From the Roman destruction of Druidic sacred groves at Mona (60 CE) to the burning of Beijing’s Old Summer Palace (1860), from the looting of archaeological sites in contemporary conflict zones to the clandestine burial of manuscripts by librarians under siege—war has always been a mortal threat to cultural patrimony. Yet wars have also, paradoxically, galvanized acts of preservation, from grassroots rescue operations to elite-led restoration projects.

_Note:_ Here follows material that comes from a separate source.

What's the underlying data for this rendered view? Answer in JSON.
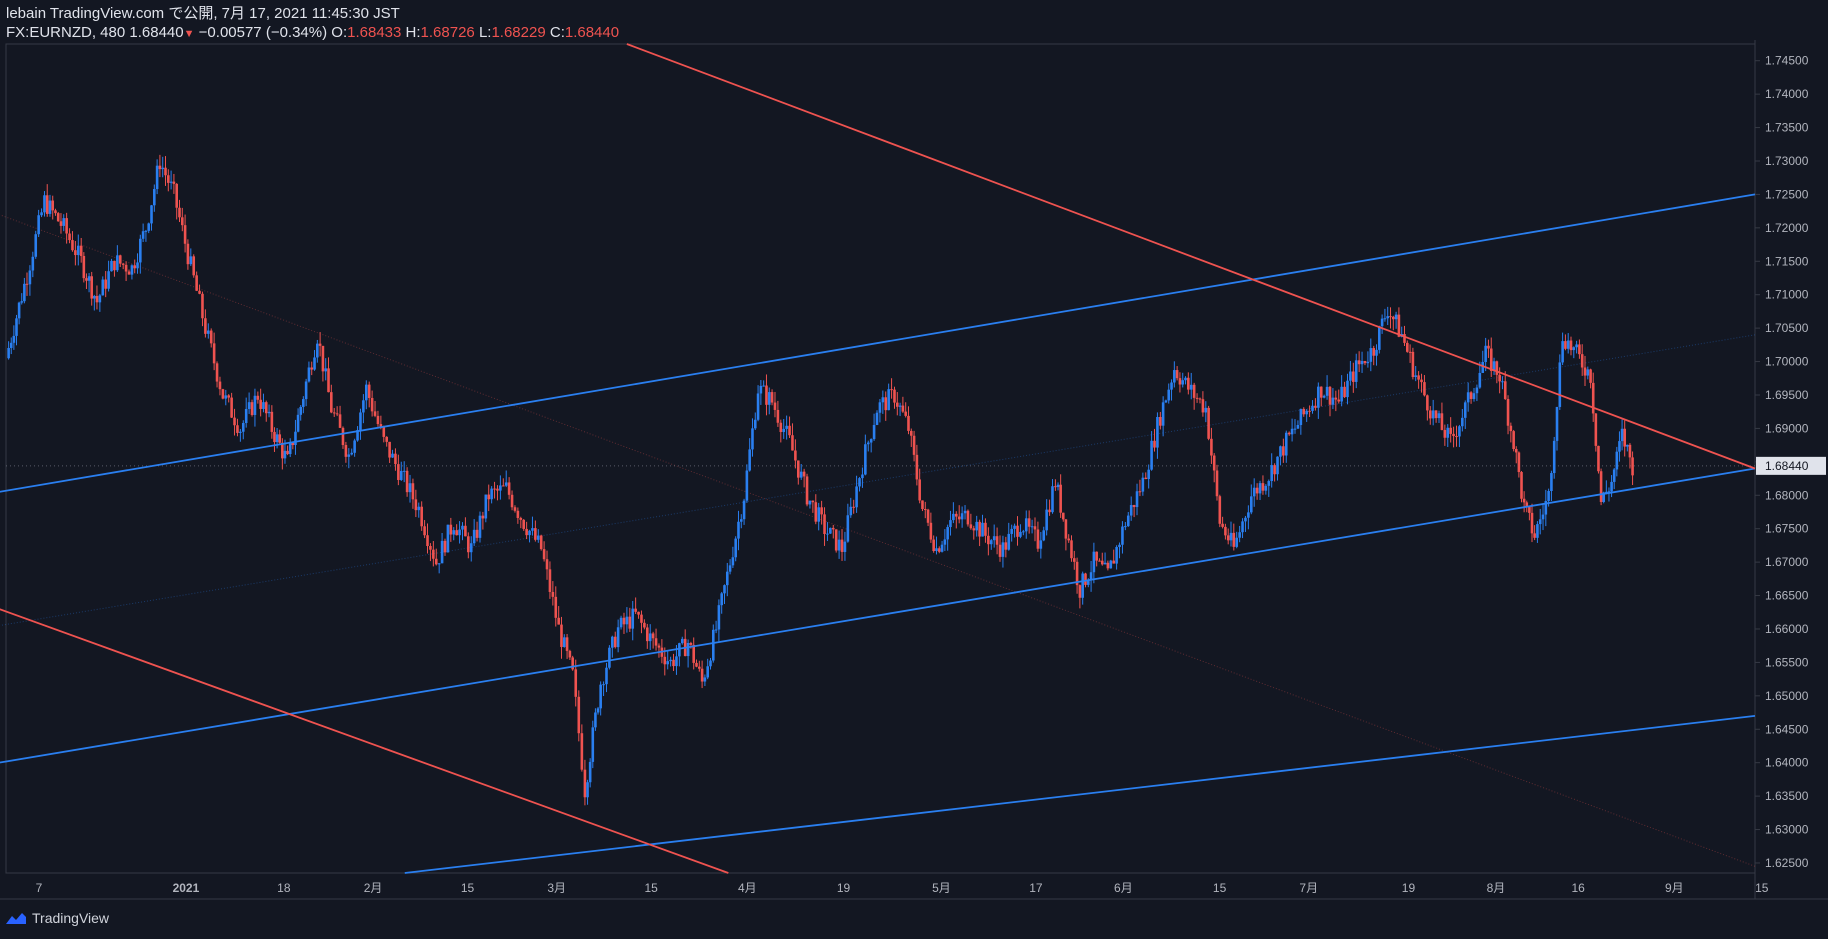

This session takes a long view, welcoming research from any period, region, or type of armed conflict (ancient to contemporary, interstate to civil war, colonial to anti-colonial). The organizing question is not a moral verdict on any group but rather a practical and legal one: How adequate are existing political, legal, and institutional frameworks—from international law to local governance—for protecting cultural patrimony in wartime, and why do failures persist?
Possible themes:
– The Vulnerability of Patrimony in War.
– Ruling Classes—Between Destruction and Protection.
– Preservation as Hope, Governance as Prevention.
The session prioritizes awareness and shared learning. It aims to present scholars and, through them, policymakers and the public with comparative knowledge of how cultural patrimony is lost and saved in wartime. A library that reopens after a siege, a monument restored after bombardment, an archive that survives underground—these are not just symbols. They are tangible evidence that preservation is possible, and that ruling classes, whether through enlightened self-interest or genuine conviction, can choose protection over destruction.
Interdisciplinary contributions are encouraged: history, cultural history, library and archive studies, architectural history, anthropology, museum studies, geopolitics, political science, colonial/postcolonial studies, Middle Eastern studies, Asian studies, and related fields.